Re: [PATCH 06/16] KVM: arm64: Force a full unmap on vpcu reinit

Will Deacon <will@xxxxxxxxxx> · Fri, 30 Jul 2021 13:50:09 +0100

On Wed, Jul 28, 2021 at 11:38:35AM +0100, Marc Zyngier wrote:
> On Tue, 27 Jul 2021 19:11:33 +0100,
> Will Deacon <will@xxxxxxxxxx> wrote:
> > 
> > On Thu, Jul 15, 2021 at 05:31:49PM +0100, Marc Zyngier wrote:
> > > As we now keep information in the S2PT, we must be careful not
> > > to keep it across a VM reboot, which could otherwise lead to
> > > interesting problems.
> > > 
> > > Make sure that the S2 is completely discarded on reset of
> > > a vcpu, and remove the flag that enforces the MMIO check.
> > > 
> > > Signed-off-by: Marc Zyngier <maz@xxxxxxxxxx>
> > > ---
> > >  arch/arm64/kvm/arm.c | 8 +++++++-
> > >  1 file changed, 7 insertions(+), 1 deletion(-)
> > > 
> > > diff --git a/arch/arm64/kvm/arm.c b/arch/arm64/kvm/arm.c
> > > index 97ab1512c44f..b0d2225190d2 100644
> > > --- a/arch/arm64/kvm/arm.c
> > > +++ b/arch/arm64/kvm/arm.c
> > > @@ -1096,12 +1096,18 @@ static int kvm_arch_vcpu_ioctl_vcpu_init(struct kvm_vcpu *vcpu,
> > >  	 * ensuring that the data side is always coherent. We still
> > >  	 * need to invalidate the I-cache though, as FWB does *not*
> > >  	 * imply CTR_EL0.DIC.
> > > +	 *
> > > +	 * If the MMIO guard was enabled, we pay the price of a full
> > > +	 * unmap to get back to a sane state (and clear the flag).
> > >  	 */
> > >  	if (vcpu->arch.has_run_once) {
> > > -		if (!cpus_have_final_cap(ARM64_HAS_STAGE2_FWB))
> > > +		if (!cpus_have_final_cap(ARM64_HAS_STAGE2_FWB) ||
> > > +		    test_bit(KVM_ARCH_FLAG_MMIO_GUARD, &vcpu->kvm->arch.flags))
> > >  			stage2_unmap_vm(vcpu->kvm);
> > >  		else
> > >  			icache_inval_all_pou();
> > > +
> > > +		clear_bit(KVM_ARCH_FLAG_MMIO_GUARD, &vcpu->kvm->arch.flags);
> > 
> > What prevents this racing with another vCPU trying to set the bit?
> 
> Not much. We could take the kvm lock on both ends to serialize it, but
> that's pretty ugly. And should we care? What is the semantic of
> resetting a vcpu while another is still running?

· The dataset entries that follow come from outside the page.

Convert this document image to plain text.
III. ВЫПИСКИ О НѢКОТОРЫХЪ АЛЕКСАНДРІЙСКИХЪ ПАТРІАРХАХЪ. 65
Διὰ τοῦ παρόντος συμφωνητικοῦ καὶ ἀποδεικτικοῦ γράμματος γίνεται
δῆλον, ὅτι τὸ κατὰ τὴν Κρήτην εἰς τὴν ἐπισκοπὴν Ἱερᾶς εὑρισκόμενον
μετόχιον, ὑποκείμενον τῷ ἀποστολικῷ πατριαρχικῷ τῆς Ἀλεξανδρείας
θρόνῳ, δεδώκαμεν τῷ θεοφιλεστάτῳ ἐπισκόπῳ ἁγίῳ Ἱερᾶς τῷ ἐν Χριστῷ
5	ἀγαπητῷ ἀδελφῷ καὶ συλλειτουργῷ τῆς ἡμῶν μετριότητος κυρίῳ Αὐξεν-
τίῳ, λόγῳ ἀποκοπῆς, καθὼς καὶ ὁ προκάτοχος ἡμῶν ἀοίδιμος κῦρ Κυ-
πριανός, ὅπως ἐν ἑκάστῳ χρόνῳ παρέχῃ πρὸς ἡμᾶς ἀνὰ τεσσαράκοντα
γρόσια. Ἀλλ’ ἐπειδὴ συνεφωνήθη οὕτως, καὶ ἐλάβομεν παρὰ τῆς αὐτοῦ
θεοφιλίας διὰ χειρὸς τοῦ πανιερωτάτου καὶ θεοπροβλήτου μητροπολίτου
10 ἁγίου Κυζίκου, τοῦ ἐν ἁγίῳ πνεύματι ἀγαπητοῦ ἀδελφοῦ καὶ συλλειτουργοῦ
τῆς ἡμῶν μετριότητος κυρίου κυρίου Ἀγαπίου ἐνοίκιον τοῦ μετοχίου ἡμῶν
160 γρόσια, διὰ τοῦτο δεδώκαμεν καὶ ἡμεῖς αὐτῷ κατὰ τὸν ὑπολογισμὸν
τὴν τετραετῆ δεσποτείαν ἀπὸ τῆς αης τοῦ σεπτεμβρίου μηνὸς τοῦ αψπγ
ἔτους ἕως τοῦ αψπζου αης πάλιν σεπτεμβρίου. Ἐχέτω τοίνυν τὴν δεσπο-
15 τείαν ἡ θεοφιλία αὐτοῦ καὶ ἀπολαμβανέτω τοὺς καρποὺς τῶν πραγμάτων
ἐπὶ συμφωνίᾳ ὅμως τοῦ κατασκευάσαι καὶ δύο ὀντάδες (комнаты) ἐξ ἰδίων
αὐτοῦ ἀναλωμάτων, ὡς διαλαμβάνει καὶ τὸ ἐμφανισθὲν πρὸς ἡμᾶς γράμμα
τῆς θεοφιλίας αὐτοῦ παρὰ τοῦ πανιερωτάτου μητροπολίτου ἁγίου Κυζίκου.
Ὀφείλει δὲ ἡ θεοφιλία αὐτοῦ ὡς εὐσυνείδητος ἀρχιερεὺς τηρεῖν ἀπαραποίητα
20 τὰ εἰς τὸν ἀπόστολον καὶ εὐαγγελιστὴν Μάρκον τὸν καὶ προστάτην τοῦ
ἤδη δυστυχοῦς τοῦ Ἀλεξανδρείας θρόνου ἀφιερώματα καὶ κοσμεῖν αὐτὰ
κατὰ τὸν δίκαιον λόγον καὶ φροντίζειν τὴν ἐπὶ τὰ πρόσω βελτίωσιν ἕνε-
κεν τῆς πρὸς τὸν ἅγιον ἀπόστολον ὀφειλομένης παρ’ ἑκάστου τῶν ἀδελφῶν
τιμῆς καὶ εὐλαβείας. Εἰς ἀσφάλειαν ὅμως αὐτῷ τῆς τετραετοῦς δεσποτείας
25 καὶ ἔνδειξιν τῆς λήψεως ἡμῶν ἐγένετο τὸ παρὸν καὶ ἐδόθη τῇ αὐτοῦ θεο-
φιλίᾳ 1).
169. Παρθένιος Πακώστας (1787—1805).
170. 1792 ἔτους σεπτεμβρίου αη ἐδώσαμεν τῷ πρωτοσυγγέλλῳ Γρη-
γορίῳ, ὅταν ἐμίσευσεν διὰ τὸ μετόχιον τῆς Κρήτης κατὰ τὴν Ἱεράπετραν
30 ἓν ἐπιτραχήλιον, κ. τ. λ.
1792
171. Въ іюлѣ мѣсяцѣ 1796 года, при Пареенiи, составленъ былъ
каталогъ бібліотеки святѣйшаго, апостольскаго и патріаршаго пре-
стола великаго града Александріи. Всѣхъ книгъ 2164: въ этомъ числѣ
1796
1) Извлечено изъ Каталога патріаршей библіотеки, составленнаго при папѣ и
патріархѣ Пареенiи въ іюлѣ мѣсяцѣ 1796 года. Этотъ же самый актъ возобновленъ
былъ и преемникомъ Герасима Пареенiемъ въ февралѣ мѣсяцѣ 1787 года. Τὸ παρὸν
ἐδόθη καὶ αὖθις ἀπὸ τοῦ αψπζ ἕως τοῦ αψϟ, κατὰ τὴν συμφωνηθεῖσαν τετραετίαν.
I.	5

It's definitely weird, but given that this is an attack vector I don't think
we can rule out attackers trying whacky stuff like this (although maybe
we end up forbidding vcpu reset in pKVM -- dunno).

> If we want to support this sort of behaviour, then our tracking is
> totally bogus, because it is VM-wide. And you don't even have to play
> with that bit from another vcpu: all the information is lost at the
> point where we unmap the S2 PTs.
> 
> Maybe an alternative is to move this to the halt/reboot PSCI handlers,
> making it clearer what we expect?

I think that's probably worth looking at. The race is quite hard to reason
about otherwise, so if clearing the bit can be done on the teardown path
in single-threaded context then I think that's better. It looks like
kvm_prepare_system_event() has all the synchronisation we need there.

Will